On altı yaşındaki Vladimir Petroviç ebeveyninin kır evine komşu olan kendisinden yaşça büyük Zinaida’ya âşık olmasıyla birlikte çözümlemekte zorlandığı karmaşık duyguların fırtınasına kapılır. Gönlünü kaptırdığı kadının birçok hayranı olduğunu öğrenen delikanlının gençlik tutkusu çabucak işkence ve umutsuzluğa dönüşür. Yürek parçalayan bir başka gerçeği keşfetmesiyle birlikte uğradığı hayal kırıklığı onu bambaşka birine dönüştürecektir.
Psikanaliz biliminin kurucusu olarak anılan Sigmund Freud, yazılmasının üzerinden neredeyse yüz yıl geçen eseri Bir Yanılsamanın Geleceği’le Can Düşünce serisinde okurla buluşuyor.

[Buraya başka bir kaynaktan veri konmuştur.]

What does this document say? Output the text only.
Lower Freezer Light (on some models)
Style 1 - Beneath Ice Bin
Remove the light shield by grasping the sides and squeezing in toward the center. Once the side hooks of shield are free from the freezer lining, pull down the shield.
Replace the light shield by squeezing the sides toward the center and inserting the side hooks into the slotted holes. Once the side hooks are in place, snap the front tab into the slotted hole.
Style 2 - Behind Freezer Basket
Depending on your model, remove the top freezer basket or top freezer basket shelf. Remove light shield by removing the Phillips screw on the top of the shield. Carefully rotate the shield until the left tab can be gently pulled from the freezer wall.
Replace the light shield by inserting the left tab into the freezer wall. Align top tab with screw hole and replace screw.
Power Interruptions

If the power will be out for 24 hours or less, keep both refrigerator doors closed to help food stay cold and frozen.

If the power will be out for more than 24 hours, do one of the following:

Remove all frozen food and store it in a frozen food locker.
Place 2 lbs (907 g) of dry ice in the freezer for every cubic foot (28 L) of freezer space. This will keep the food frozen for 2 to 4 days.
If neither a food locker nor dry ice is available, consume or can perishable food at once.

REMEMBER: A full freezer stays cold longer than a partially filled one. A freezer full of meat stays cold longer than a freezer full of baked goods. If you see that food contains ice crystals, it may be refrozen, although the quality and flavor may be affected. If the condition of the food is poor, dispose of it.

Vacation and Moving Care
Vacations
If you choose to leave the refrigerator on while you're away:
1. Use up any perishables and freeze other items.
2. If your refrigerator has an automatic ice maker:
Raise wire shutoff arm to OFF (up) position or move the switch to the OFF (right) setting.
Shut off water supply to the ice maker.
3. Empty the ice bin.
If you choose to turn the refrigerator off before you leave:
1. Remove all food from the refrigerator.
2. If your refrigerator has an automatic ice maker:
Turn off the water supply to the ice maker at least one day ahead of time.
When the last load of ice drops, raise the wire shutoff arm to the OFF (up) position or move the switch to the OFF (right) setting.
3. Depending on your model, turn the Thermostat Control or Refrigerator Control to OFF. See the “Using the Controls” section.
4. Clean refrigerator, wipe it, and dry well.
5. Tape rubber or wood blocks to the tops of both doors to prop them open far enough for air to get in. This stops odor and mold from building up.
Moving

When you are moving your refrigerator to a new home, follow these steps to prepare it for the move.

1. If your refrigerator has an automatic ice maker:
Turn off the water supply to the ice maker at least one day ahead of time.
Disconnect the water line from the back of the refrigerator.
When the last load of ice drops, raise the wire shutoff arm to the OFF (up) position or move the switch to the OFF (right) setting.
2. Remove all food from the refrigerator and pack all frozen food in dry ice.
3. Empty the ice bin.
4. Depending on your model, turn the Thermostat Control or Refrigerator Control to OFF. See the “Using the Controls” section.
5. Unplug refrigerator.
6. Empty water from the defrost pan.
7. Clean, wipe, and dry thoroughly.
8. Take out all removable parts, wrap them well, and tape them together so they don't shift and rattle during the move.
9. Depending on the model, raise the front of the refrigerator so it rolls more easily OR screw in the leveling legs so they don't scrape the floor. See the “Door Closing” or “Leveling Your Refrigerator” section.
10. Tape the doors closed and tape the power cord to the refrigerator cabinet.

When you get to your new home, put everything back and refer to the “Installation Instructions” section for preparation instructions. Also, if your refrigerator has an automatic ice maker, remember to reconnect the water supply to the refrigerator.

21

Bilincimize kök salmış yanılsamaların, özellikle de bir yanılsama olarak adlandırdığı din olgusunun kültürdeki (diğer bir deyişle uygarlıktaki) yerini tartışmaya açan Freud, din, kültür ve insan ruhu arasındaki ilişkiyi ele alarak bu yanılsamaların dünyaya bakışımızı nasıl etkilediğini, dolayısıyla da yaşamlarımızı nasıl şekillendirdiğini gözler önüne seriyor. Freud’un sadece insan psikolojisinin karmaşık yapısını ve geçmişi incelemekle yetinmeyip geleceğe dair bazı tahmin ve önerilerde bulunma cesaretini de gösterdiği kitabı, zihnimizi ve ortak kaderimizi etkileyen yanılsamalarla yüzleşip bunları geride bırakmaya çağıran kışkırtıcı bir eser olma niteliğinde…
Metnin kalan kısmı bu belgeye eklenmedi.